Exact Algorithms

Contents

In this chapter two general methods for solving the Minmax Regret \(\mathcal{P}\) problem are presented. The first one, discussed in Section 3.1, is based on a mixed integer programming formulation (shortly MIP) which is a standard tool for solving discrete optimization problems. We show that under some additional and general assumptions it is possible to construct a MIP model with linear constraints and linear objective function for Minmax Regret \(\mathcal{P}\). This model is compact in the sense that it involves a polynomial number of variables and constraints. A considerable number of excellent software packages are available to solve the constructed MIP model. One that is widely regarded is CPLEX, which will be used to test the constructed MIP formulations for particular problems. After constructing a MIP model we can apply the results obtained in the previous chapter to speed up calculations. That is, we can remove from the model all variables that correspond to nonpossibly optimal elements and fix some variables that correspond to the necessarily optimal ones. After relaxing the integrality constraints the MIP formulation may also be used to compute the lower bound on the value of the maximal regret of the optimal robust solution.

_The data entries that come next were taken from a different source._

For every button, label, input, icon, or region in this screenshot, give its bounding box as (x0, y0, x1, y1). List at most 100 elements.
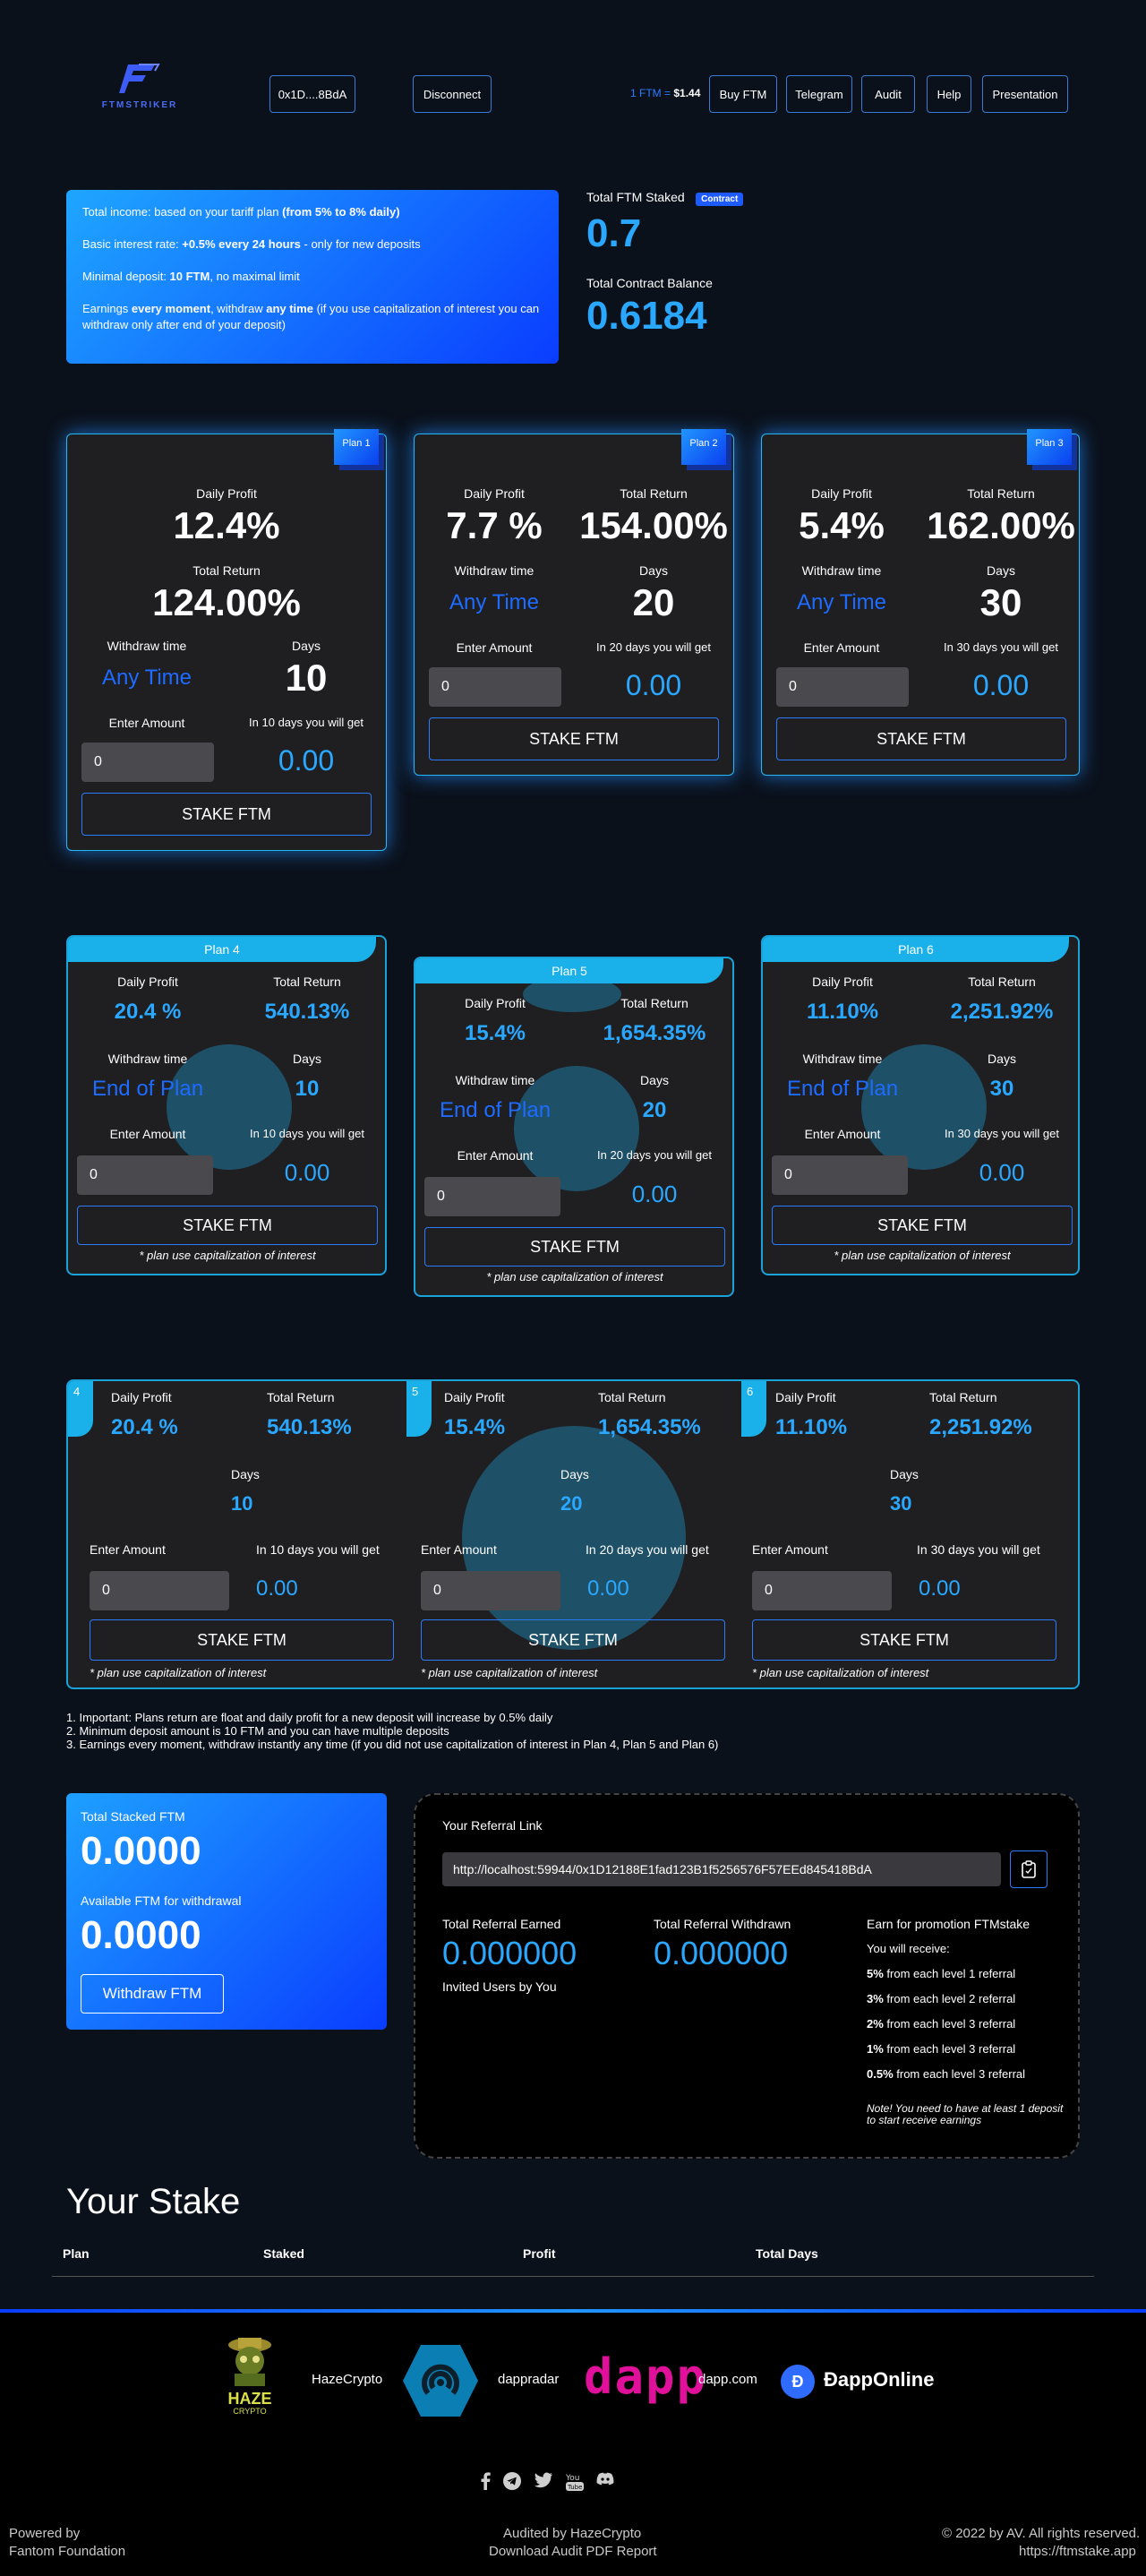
daily-profit-label: Daily Profit (444, 1390, 505, 1404)
daily-profit-label: Daily Profit (117, 975, 178, 989)
withdraw-time-label: Withdraw time (455, 1073, 535, 1087)
total-return-value: 1,654.35% (598, 1415, 701, 1439)
withdraw-ftm-button[interactable]: Withdraw FTM (81, 1974, 224, 2014)
enter-amount-label: Enter Amount (752, 1542, 828, 1557)
plan-card-6: Plan 6 Daily Profit Total Return 11.10% … (761, 935, 1080, 1275)
days-label: Days (293, 1052, 321, 1066)
days-label: Days (987, 563, 1015, 578)
referral-earned-value: 0.000000 (442, 1935, 577, 1971)
facebook-icon[interactable] (480, 2472, 491, 2490)
nav-presentation[interactable]: Presentation (982, 75, 1068, 113)
amount-input[interactable] (421, 1571, 560, 1610)
you-will-get-value: 0.00 (972, 669, 1030, 701)
daily-profit-label: Daily Profit (111, 1390, 172, 1404)
plan-card-1: Plan 1 Daily Profit 12.4% Total Return 1… (66, 429, 387, 851)
brand-logo[interactable]: FTMSTRIKER (97, 63, 183, 110)
total-return-label: Total Return (273, 975, 341, 989)
dappcom-logo[interactable]: dapp (584, 2348, 707, 2405)
you-will-get-label: In 30 days you will get (944, 640, 1058, 654)
note-line: 3. Earnings every moment, withdraw insta… (66, 1738, 719, 1751)
dappradar-logo[interactable] (401, 2343, 480, 2423)
plan-tag: Plan 3 (1027, 429, 1072, 465)
dapponline-icon[interactable]: Đ (781, 2365, 815, 2399)
you-will-get-label: In 30 days you will get (917, 1542, 1040, 1557)
stake-ftm-button[interactable]: STAKE FTM (776, 717, 1066, 760)
svg-text:Tube: Tube (567, 2484, 582, 2491)
hazecrypto-mascot-icon (228, 2338, 271, 2386)
days-value: 30 (979, 581, 1022, 623)
telegram-icon[interactable] (503, 2472, 521, 2490)
nav-buy-ftm[interactable]: Buy FTM (709, 75, 777, 113)
you-will-get-value: 0.00 (625, 669, 682, 701)
column-staked: Staked (263, 2246, 304, 2261)
you-will-get-value: 0.00 (278, 744, 335, 777)
plan-tag: 5 (406, 1381, 432, 1437)
you-will-get-label: In 20 days you will get (586, 1542, 709, 1557)
plan-tag: Plan 1 (334, 429, 379, 465)
plan-card-3: Plan 3 Daily Profit Total Return 5.4% 16… (761, 429, 1080, 776)
stake-ftm-button[interactable]: STAKE FTM (77, 1206, 378, 1245)
total-return-value: 2,251.92% (950, 1000, 1054, 1024)
contract-balance-label: Total Contract Balance (586, 276, 713, 290)
referral-note: Note! You need to have at least 1 deposi… (867, 2102, 1064, 2126)
you-will-get-label: In 20 days you will get (596, 640, 711, 654)
days-value: 20 (632, 581, 675, 623)
discord-icon[interactable] (596, 2472, 614, 2486)
amount-input[interactable] (90, 1571, 229, 1610)
you-will-get-label: In 20 days you will get (597, 1148, 712, 1162)
total-return-value: 1,654.35% (603, 1021, 706, 1045)
nav-telegram[interactable]: Telegram (786, 75, 852, 113)
hazecrypto-logo[interactable]: HAZE CRYPTO (222, 2332, 278, 2424)
amount-input[interactable] (752, 1571, 892, 1610)
referral-link-field[interactable]: http://localhost:59944/0x1D12188E1fad123… (442, 1852, 1001, 1886)
capitalization-note: * plan use capitalization of interest (834, 1249, 1011, 1262)
you-will-get-value: 0.00 (631, 1181, 678, 1207)
copy-link-button[interactable] (1010, 1850, 1048, 1888)
referral-level-3: 2% from each level 3 referral (867, 2017, 1016, 2031)
total-return-value: 540.13% (264, 1000, 350, 1024)
plan-tag: Plan 2 (681, 429, 726, 465)
fantom-foundation-link[interactable]: Fantom Foundation (9, 2544, 125, 2559)
youtube-icon[interactable]: YouTube (566, 2472, 584, 2492)
stake-ftm-button[interactable]: STAKE FTM (772, 1206, 1073, 1245)
contract-balance-value: 0.6184 (586, 294, 707, 338)
available-value: 0.0000 (81, 1913, 201, 1957)
plan-tag: Plan 5 (415, 958, 723, 983)
stake-ftm-button[interactable]: STAKE FTM (81, 793, 372, 836)
referral-panel: Your Referral Link http://localhost:5994… (414, 1793, 1080, 2159)
total-return-value: 124.00% (152, 581, 301, 623)
contract-badge[interactable]: Contract (696, 193, 744, 206)
you-will-get-value: 0.00 (587, 1576, 629, 1601)
nav-help[interactable]: Help (927, 75, 971, 113)
amount-input[interactable] (429, 667, 561, 707)
amount-input[interactable] (772, 1155, 908, 1195)
daily-profit-value: 12.4% (173, 504, 280, 546)
haze-logo-text: HAZE (227, 2390, 272, 2408)
amount-input[interactable] (77, 1155, 213, 1195)
stake-ftm-button[interactable]: STAKE FTM (90, 1619, 394, 1661)
download-audit-link[interactable]: Download Audit PDF Report (489, 2544, 657, 2559)
capitalization-note: * plan use capitalization of interest (486, 1270, 663, 1284)
amount-input[interactable] (81, 743, 214, 782)
referral-level-4: 1% from each level 3 referral (867, 2042, 1016, 2056)
total-return-label: Total Return (598, 1390, 666, 1404)
dapponline-label: ĐappOnline (824, 2368, 935, 2391)
site-link[interactable]: https://ftmstake.app (1019, 2544, 1136, 2559)
stacked-panel: Total Stacked FTM 0.0000 Available FTM f… (66, 1793, 387, 2030)
stake-ftm-button[interactable]: STAKE FTM (421, 1619, 725, 1661)
amount-input[interactable] (776, 667, 909, 707)
wallet-address-button[interactable]: 0x1D....8BdA (269, 75, 355, 113)
brand-name: FTMSTRIKER (101, 100, 178, 110)
nav-audit[interactable]: Audit (861, 75, 915, 113)
disconnect-button[interactable]: Disconnect (413, 75, 492, 113)
combined-plans-card: 4 Daily Profit 20.4 % Total Return 540.1… (66, 1379, 1080, 1689)
stake-ftm-button[interactable]: STAKE FTM (429, 717, 719, 760)
amount-input[interactable] (424, 1177, 560, 1216)
stake-ftm-button[interactable]: STAKE FTM (752, 1619, 1056, 1661)
withdraw-time-label: Withdraw time (802, 1052, 883, 1066)
plan-tag: 6 (741, 1381, 766, 1437)
days-value: 30 (890, 1492, 912, 1515)
stake-ftm-button[interactable]: STAKE FTM (424, 1227, 725, 1267)
twitter-icon[interactable] (534, 2472, 553, 2488)
total-return-value: 540.13% (267, 1415, 352, 1439)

The second method, discussed in Section 3.2, is based on a branch and bound technique, which is commonly used to solve hard optimization problems. We present a general framework of the branch and bound algorithm and a general method of calculating the lower bound on the maximal regret of the optimal robust solution. The application of the branch and bound algorithm to particular problems will be shown in the next chapters of this monograph.